Bize dost görünen düşman ABD güçlü bir ekonomiye sahip olmamızı engellemek için yıllarca Türkiye’de kenevir üretiminin kısıtlanması yolunda her türlü baskıyı kullanmaktan geri durmadı. ABD Başkanı Nixon döneminde başlayan baskılar 12 Mart 1971 askeri müdahalesinden sonra Başbakan Nihat Erim döneminde sonuç verir ve haşhaş üretimi durdurulur. 1974 yılında iktidara gelen Başbakan Bülent Ecevit tekrar haşhaş ekimi kararı alır. 12 Eylül darbesiyle üretim yine kısıtlanır. Bir zamanlar 140 bin dekar kenevir tarımı yapılan Türkiye’de üretim 10 dekara kadar düşer. Bugün itibariyle Fransa 84 bin, Çin 15 bin, Ukrayna 553 ton kenevir üretirken Türkiye sadece 1 ton üretmektedir.
Bu köşeyi bırakın kitaplara sığmayacak kadar binlerce faydası olan kenevirin ABD tarafından esrar gerekçe gösterilerek yasaklanması insanları madde bağımlılığından kurtarmaya dönük bir karar değil, Türkiye gibi ülkelerin kendilerine bağımlılıklarının kalıcı olmasını sağlamaya yönelik siyasi ve ekonomik bir yaptırımdır.
Bu bağımlılığın acısını 2018 Ağustos ayında ABD’nin ülkemize uyguladığı yaptırımlardan sonra doların yükselmesiyle hepimiz derinden yaşadık. Dolar 7.5 TL’ye yükselirken, bir top kâğıt 7’den 25 TL’ye uçmuştu. Ağaçtan üretim süresi çok daha kısa ve verimli olan yeteri kadar kenevirimiz olsaydı 25 TL’lik kâğıdı bugün 13 TL’ye üretecektik.
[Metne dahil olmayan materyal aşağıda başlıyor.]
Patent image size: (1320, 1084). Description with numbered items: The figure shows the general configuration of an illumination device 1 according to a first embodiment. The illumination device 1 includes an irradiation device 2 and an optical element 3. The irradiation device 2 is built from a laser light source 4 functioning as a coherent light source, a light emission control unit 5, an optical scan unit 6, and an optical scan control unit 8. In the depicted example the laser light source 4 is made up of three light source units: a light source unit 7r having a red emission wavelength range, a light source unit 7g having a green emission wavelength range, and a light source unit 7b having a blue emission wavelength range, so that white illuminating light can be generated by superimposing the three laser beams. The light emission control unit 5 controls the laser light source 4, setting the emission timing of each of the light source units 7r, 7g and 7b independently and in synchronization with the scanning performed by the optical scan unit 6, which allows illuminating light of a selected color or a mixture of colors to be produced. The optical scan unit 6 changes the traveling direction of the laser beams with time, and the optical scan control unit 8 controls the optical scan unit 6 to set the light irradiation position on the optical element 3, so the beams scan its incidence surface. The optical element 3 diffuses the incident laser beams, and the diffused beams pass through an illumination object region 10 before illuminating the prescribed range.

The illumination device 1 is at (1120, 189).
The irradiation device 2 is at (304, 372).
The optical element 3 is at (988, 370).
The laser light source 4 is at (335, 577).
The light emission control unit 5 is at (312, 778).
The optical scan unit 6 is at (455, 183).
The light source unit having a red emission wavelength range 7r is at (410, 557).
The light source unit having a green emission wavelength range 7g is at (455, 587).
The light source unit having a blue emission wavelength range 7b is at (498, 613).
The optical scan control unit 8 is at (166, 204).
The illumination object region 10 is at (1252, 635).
Avrasya Stratejik Araştırmalar Merkezi çatısı altında kurulan Kendir (Kenevir) Enstitüsü Başkanı Erdem Ulaş’ın verdiği rakamlar kenevirin petrolden çok daha değerli olduğunu da gözler önüne seriyor, “Kenevirden 50 bin çeşit ürün üretiliyor. Yeteri kadar kenevir üretirsek kâğıt ithalatı biter. 10 yıl içerisinde yıllık 100 milyar dolarlık ihracat mümkün.”
12 Mart Muhtırası ve 12 Eylül Darbesi’yle Türkiye’ye her türlü yaptırımı dayatabilen ABD, 15 Temmuz’dan sonra her alanda geri adım atmak zorunda kalıyor. Başkan Erdoğan’ın aldığı kenevir üretim kararı ülkemiz için bir dönüm noktasıdır. En az 15 Temmuz zaferi kadar devrim niteliğindedir. Bu karar Erdoğan’ın arkasında durmanın ülke ve ümmetin maslahatı için ne kadar elzem olduğunu bir daha göstermiştir. ABD’nin dolar silahını elinde patlatacak bu tarihi adım ülkemize hayırlı olsun.